“The SECURE Act was passed in 2019, took effect in 2020, but look at everything that happened in 2020,” said Slott. “People forgot about the SECURE Act because it was overshadowed.”

The SECURE Act mandates that for most designated beneficiaries, all IRA assets be withdrawn before the end of the 10th year after the death of the original account owner, said Slott. After some confusion, recent clarification from the IRS confirms that annual required minimum distributions are no longer required from most inherited IRAs.

Slott identified three types of IRA beneficiaries: non-designated beneficiaries,eligible designated beneficiaries and non-eligible designated beneficiaries.

Non-designated beneficiaries are non-human beneficiaries like estates and charity trusts that will likely be subject to a five-year withdrawal rule mandating that all of the IRA’s assets are distributed before the end of the fifth year after the death of the former account owner.

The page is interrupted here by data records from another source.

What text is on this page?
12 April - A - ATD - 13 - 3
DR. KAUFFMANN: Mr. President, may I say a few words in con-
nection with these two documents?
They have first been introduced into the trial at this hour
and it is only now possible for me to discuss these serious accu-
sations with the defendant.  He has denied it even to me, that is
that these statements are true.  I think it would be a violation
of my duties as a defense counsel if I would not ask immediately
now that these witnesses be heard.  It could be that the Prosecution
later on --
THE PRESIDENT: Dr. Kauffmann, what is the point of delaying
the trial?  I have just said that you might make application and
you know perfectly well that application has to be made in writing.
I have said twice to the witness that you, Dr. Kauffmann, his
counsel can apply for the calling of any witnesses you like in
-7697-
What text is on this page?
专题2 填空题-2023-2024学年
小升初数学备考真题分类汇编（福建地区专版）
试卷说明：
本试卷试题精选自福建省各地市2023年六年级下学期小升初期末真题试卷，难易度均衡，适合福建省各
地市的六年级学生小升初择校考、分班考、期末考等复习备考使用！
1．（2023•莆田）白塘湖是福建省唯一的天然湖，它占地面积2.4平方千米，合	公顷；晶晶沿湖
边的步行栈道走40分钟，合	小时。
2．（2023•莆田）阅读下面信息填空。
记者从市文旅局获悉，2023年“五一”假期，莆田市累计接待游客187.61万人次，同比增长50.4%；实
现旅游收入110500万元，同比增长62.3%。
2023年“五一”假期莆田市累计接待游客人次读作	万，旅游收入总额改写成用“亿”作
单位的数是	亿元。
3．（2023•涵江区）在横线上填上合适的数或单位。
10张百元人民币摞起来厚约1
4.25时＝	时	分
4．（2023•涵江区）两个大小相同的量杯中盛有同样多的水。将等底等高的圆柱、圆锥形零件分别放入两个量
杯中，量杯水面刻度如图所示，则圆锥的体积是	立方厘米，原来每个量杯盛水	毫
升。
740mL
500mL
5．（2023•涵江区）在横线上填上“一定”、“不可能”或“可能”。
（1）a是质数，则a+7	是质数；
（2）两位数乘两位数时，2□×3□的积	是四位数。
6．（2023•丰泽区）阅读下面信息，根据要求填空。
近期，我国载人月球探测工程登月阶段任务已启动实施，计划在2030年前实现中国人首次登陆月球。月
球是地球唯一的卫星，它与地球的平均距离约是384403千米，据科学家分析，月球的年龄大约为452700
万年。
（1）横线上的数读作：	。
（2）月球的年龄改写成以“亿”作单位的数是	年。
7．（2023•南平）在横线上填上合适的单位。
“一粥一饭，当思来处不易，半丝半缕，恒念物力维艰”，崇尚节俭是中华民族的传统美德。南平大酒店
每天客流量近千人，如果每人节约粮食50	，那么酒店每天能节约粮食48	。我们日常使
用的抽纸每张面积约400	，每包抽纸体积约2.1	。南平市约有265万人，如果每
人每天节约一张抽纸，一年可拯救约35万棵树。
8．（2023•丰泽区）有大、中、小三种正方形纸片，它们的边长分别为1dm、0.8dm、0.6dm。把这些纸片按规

Eligible designated beneficiaries still get the stretch IRA. There are five different classes of eligible designated beneficiaries: surviving spouses, minor children until the age of majority, a disabled person, a chronically ill person or someone not more than 10 years younger than the original IRA owner.

Non-eligible designated beneficiaries encompass any other living human being indicated by an IRA’s beneficiary form, said Slott, and they are bound by the 10-year rule.

“Then there is this other class of beneficiaries advisors have to keep track of: beneficiaries who inherited their IRA before the SECURE Act took effect in 2020,” said Slott. “They’re grandfathered in. So a two-year-old grandchild who inherited on 12/31/2019 gets to go out the 80 years of their life expectancy, but if that child inherited just one day later, they would be bound by the 10-year rule. So it depends if people inherited before 2020 or after 2019, and you’ll only need to know about these two different systems for about 80 years.”

Most advisors’ clients today probably inherited IRAs under  the pre-SECURE Act rules, said Slott, but advisors need to be prepared for an influx of IRA beneficiaries who will be bound by the new, more complex rules system.

For those bound by the new rules, there is greater incentive to convert to a Roth account or to take down the asset in traditional IRAs at low rates today and put them into a life insurance policy, he said.

While advisors and tax planners will need time to adjust to the new IRA tax rules, Slott said that the changes make sense.

“Congress didn’t want the IRA to be an estate planning vehicle,” he said. “This has incentivized us to do better planning the planning we should have been doing all along.”